The Mountain West Conference (MWC) Offensive Player of the Year, Smith completed 214-of-317 passes (67.5 percent) for 2,952 yards and 32 touchdowns with just four interceptions, good for a 176.5 efficiency rating. A six-time MWC Player of the Week, he broke nine career records at Utah. Academically, the native of La Mesa, Calif., earned his bachelor's degree in economics at Utah in two years with a cumulative grade-point average of 3.74 on a 4.0 scale, then began work on his master's degree in economics in the fall.
Last fall, Dale led Juniata to a 37-3 overall record and the 2004 NCAA Division III national championship as a senior, earning NCAA Tournament MVP honors.
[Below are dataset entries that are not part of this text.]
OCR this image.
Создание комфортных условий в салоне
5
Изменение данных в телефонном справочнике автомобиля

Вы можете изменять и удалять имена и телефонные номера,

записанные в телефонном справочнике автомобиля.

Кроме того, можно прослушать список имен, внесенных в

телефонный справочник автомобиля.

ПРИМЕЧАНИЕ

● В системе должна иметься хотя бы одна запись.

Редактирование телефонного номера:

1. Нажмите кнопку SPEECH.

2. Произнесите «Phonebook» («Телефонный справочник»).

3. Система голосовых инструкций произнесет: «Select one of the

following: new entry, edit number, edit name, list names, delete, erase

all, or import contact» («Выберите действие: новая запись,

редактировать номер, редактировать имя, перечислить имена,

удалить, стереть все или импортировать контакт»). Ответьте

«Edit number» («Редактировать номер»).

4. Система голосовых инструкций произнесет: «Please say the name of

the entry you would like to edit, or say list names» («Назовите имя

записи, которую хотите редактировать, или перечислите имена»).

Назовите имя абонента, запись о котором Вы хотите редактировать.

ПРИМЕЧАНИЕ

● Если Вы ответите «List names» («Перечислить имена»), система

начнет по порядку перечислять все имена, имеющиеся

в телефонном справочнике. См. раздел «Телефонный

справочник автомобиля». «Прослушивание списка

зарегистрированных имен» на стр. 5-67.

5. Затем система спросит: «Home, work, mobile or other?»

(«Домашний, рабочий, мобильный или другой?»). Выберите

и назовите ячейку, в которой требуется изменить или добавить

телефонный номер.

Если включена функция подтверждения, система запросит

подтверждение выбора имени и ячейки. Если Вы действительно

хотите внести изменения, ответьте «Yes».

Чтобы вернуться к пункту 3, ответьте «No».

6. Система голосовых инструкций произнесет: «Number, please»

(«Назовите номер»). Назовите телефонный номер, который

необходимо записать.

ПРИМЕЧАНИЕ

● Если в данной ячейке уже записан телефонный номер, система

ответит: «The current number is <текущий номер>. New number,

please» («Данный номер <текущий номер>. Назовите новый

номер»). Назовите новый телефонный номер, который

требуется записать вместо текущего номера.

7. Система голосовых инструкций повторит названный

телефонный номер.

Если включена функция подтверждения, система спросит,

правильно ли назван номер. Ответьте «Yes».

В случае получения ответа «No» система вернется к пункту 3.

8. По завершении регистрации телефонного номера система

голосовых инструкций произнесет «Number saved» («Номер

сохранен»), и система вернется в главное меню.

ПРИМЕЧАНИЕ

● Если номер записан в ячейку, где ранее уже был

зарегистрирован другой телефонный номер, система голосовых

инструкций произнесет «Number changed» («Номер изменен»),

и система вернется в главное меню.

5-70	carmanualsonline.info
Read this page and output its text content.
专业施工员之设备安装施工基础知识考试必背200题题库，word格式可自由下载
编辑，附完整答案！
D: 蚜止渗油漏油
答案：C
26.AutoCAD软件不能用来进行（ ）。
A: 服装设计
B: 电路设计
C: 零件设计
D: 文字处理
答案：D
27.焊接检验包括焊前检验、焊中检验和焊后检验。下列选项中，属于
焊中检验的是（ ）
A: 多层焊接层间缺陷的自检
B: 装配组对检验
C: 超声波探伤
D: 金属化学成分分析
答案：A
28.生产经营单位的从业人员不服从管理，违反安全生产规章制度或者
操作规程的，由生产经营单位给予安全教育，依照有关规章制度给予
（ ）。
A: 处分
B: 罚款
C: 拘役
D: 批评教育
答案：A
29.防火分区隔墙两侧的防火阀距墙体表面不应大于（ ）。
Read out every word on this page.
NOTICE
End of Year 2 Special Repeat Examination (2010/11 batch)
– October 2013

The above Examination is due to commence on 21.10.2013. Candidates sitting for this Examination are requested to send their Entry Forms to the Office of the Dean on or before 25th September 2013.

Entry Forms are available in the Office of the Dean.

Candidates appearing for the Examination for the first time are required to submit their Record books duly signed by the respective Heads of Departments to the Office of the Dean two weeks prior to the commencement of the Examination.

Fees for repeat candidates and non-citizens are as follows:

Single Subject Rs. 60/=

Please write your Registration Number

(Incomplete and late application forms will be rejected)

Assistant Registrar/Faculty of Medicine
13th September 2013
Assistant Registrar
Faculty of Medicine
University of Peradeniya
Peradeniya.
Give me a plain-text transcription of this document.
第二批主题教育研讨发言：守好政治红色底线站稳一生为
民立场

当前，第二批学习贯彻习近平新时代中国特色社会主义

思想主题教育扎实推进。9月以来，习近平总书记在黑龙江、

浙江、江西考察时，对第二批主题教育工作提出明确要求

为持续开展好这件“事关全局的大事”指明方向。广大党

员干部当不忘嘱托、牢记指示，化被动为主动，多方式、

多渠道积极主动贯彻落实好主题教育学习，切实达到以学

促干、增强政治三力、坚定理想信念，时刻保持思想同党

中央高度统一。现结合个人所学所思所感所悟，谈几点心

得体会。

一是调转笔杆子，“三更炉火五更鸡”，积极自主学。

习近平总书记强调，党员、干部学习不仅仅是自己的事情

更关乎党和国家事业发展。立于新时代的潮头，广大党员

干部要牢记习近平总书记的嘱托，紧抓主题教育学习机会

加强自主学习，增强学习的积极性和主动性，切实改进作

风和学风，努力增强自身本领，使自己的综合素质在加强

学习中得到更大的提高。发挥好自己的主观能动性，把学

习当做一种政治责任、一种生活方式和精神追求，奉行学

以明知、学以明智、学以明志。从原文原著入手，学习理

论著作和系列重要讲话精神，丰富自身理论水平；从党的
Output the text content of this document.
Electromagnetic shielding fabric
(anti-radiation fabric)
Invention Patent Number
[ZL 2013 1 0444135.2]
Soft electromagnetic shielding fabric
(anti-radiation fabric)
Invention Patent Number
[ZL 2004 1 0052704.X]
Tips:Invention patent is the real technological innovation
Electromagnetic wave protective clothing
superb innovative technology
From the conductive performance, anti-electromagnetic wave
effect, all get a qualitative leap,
A setter who was named AVCA Division III Player of the Year, Dale averaged 13.42 assists per game (fourth in the nation) while adding 1.13 kills, 3.54 digs, and 0.41 aces per game while posting a .413 hitting percentage. She was a two-time Commonwealth Conference Player of the Year and was the first-ever Juniata athlete to earn the Middle Atlantic Corporation (MAC) Scholar-Athlete award.
The Academic All-America of the Year honor, which began in 1987-88, is awarded to the most outstanding student-athlete of the year and is chosen from the student-athletes who have been awarded Team Member of the Year honors. From over 360,000 student-athletes in the nation, just 816 are selected as Academic All-America Team members each year, twenty-four are selected as Team Members of the Year and two are named Academic All-America of the Year.
"With over 10,000 student athletes being nominated for Academic All-America each year, and considering the number of athletes completing in intercollegiate sports, to reach the epitome of what it means to be a successful student-athlete and be selected as the best of the best is quite an amazing achievement," said Bentley College's Dick Lipe, Academic All-America chair at CoSIDA.
Former recipients of Academic All-America of the Year honors include Rebecca Lobo (1994-95), Peyton Manning (1997-98), Chad Pennington (1999-00), Stacey Dales-Schuman (2001-02) and Emeka Okafor (2003-04).
The Academic All-America Teams program honors 816 male and female student-athletes annually who have succeeded at the highest level on the playing field and in the classroom. Individuals are selected through voting by CoSIDA (College Sports Information Directors of America), a 2,000-member organization consisting of sports public relations professionals for colleges and universities in the United States and Canada.
To be eligible, a student-athlete must be a varsity starter or key reserve, maintain a cumulative grade point average of 3.20 on a scale of 4.00, have reached sophomore athletic and academic standings at his/her current institution and be nominated by his/her sports information director. Since the program's inception in 1952, CoSIDA has bestowed Academic All-America honors on more than 14,000 student-athletes in Divisions I, II, III and NAIA covering all NCAA championship sports.